Tag the method as the collection remover.

The remover method is called with one positional argument: the value to remove. The method will be automatically decorated with removes_return() if not already decorated:

@collection.remover
def zap(self, entity): ...

# or, equivalently
@collection.remover
@collection.removes_return()
def zap(self, ): ...

If the value to remove is not present in the collection, you may raise an exception or return None to ignore the error.

If the remove method is internally instrumented, you must also receive the keyword argument ‘_sa_initiator’ and ensure its promulgation to collection events.

static removes(arg)

Mark the method as removing an entity in the collection.

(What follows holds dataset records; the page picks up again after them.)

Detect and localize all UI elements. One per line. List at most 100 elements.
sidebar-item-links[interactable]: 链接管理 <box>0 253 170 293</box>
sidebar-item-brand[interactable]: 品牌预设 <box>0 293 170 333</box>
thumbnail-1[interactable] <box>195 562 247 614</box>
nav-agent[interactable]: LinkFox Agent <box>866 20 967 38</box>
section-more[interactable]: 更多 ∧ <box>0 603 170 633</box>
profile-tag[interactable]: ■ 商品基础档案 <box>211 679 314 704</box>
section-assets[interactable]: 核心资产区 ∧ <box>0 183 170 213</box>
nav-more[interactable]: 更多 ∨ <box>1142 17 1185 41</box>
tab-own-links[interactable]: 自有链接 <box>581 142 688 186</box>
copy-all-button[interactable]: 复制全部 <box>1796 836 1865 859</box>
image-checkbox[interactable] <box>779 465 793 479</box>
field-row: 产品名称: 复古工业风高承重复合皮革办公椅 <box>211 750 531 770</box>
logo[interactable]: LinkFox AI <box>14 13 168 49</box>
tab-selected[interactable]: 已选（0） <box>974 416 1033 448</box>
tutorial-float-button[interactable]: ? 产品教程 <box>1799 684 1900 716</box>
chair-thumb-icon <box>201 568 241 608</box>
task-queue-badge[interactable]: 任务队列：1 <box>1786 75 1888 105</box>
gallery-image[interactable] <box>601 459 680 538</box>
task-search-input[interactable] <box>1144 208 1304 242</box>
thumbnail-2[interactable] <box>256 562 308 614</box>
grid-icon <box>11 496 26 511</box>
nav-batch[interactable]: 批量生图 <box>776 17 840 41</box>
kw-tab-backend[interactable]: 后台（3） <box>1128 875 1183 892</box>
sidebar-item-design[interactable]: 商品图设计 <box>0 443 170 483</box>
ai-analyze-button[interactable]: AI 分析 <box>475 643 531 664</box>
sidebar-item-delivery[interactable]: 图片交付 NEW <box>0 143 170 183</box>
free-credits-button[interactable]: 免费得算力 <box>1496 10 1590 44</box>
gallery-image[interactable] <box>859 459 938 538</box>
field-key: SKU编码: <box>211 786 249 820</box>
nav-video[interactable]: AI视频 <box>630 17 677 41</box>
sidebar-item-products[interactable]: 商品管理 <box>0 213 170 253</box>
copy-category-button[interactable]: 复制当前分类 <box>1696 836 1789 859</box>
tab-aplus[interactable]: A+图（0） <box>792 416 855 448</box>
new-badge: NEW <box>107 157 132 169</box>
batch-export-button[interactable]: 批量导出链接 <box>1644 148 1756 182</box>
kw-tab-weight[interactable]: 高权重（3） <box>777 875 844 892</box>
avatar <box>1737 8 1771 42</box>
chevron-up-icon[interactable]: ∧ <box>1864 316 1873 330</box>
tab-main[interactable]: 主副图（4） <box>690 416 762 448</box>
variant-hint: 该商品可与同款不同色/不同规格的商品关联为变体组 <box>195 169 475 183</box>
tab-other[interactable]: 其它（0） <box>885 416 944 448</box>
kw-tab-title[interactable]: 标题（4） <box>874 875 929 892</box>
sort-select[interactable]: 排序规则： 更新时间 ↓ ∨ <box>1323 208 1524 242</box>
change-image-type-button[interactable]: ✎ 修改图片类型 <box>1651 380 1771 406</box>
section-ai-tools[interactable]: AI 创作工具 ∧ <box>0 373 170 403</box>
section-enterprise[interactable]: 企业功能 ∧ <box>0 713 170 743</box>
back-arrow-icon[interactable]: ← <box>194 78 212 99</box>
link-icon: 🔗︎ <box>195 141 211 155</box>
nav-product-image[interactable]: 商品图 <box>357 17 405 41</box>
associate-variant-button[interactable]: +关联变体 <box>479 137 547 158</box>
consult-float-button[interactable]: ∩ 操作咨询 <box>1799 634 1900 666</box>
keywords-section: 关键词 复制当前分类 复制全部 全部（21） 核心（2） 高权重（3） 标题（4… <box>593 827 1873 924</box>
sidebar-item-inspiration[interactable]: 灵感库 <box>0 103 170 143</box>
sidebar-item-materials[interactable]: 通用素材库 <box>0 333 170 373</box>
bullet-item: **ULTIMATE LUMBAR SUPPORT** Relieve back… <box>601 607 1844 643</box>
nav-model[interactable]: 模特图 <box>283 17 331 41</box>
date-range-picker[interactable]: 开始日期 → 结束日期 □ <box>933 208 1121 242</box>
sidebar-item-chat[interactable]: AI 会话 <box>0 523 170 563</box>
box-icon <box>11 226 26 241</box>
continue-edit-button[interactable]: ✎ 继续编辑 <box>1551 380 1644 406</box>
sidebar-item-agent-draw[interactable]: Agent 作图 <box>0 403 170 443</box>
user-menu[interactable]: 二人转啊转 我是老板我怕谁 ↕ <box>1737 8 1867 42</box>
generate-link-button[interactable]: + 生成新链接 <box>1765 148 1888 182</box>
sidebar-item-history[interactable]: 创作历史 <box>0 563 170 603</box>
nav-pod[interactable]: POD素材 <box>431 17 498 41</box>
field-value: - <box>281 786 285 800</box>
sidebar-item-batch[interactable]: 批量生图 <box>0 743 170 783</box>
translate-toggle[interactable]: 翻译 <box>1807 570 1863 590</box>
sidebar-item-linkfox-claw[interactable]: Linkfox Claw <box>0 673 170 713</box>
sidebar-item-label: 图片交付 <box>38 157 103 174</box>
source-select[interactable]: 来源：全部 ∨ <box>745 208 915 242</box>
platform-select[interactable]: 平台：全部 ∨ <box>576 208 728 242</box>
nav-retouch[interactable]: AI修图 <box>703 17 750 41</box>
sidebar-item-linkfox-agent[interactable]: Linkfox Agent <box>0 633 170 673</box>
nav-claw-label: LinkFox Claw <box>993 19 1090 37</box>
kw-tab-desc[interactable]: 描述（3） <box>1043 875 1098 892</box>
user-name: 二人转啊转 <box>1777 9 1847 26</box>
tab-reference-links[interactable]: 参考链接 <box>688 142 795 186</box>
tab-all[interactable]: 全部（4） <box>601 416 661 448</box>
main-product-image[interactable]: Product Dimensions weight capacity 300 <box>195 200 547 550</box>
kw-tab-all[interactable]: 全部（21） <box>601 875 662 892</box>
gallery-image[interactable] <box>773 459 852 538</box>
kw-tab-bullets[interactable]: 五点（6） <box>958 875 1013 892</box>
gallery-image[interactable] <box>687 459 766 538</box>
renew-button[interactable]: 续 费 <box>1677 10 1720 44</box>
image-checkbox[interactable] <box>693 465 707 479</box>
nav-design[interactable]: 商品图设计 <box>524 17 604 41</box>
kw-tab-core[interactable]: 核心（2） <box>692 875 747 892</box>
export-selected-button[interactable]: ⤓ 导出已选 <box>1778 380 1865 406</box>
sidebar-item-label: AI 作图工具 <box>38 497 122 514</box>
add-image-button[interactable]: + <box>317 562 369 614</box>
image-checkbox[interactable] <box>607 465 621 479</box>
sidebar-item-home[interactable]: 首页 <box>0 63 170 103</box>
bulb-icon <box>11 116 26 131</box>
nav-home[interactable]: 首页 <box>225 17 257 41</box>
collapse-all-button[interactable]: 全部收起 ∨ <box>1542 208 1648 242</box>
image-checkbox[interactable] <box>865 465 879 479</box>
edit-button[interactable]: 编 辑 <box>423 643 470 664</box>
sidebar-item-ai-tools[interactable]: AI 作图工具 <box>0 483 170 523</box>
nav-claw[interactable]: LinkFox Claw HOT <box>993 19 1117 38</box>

Adds “remove from collection” handling to the method. The decorator argument indicates which method argument holds the SQLAlchemy-relevant value to be removed. Arguments can be specified positionally (i.e. integer) or by name:

@collection.removes(1)
def zap(self, item): ...

For methods where the value to remove is not known at call-time, use collection.removes_return.

static removes_return()

Mark the method as removing an entity in the collection.

Adds “remove from collection” handling to the method. The return value of the method, if any, is considered the value to remove. The method arguments are not inspected:

@collection.removes_return()
def pop(self): ...

For methods where the value to remove is known at call-time, use collection.remove.

static replaces(arg)

Mark the method as replacing an entity in the collection.

Adds “add to collection” and “remove from collection” handling to the method. The decorator argument indicates which method argument holds the SQLAlchemy-relevant value to be added, and return value, if any will be considered the value to remove.

Arguments can be specified positionally (i.e. integer) or by name:

@collection.replaces(2)
def __setitem__(self, index, item): ...
sqlalchemy.orm.collections.collection_adapter(collection)

Fetch the CollectionAdapter for a collection.

sqlalchemy.orm.collections.column_mapped_collection(mapping_spec)

A dictionary-based collection type with column-based keying.

Returns a MappedCollection factory with a keying function generated from mapping_spec, which may be a Column or a sequence of Columns.

The key value must be immutable for the lifetime of the object. You can not, for example, map on foreign key values if those key values will change during the session, i.e. from None to a database-assigned integer after a session flush.

sqlalchemy.orm.collections.mapped_collection(keyfunc)

A dictionary-based collection type with arbitrary keying.

Returns a MappedCollection factory with a keying function generated from keyfunc, a callable that takes an entity and returns a key value.

The key value must be immutable for the lifetime of the object. You can not, for example, map on foreign key values if those key values will change during the session, i.e. from None to a database-assigned integer after a session flush.

class sqlalchemy.orm.collections.MappedCollection(keyfunc)

A basic dictionary-based collection class.

Extends dict with the minimal bag semantics that collection classes require. set and remove are implemented in terms of a keying function: any callable that takes an object and returns an object for use as a dictionary key.

__init__(keyfunc)

Create a new collection with keying provided by keyfunc.

keyfunc may be any callable any callable that takes an object and returns an object for use as a dictionary key.

The keyfunc will be called every time the ORM needs to add a member by value-only (such as when loading instances from the database) or remove a member. The usual cautions about dictionary keying apply- keyfunc(object) should return the same output for the life of the collection. Keying based on mutable properties can result in unreachable instances “lost” in the collection.

remove(value, _sa_initiator=None)

Remove an item by value, consulting the keyfunc for the key.

set(value, _sa_initiator=None)

Add an item by value, consulting the keyfunc for the key.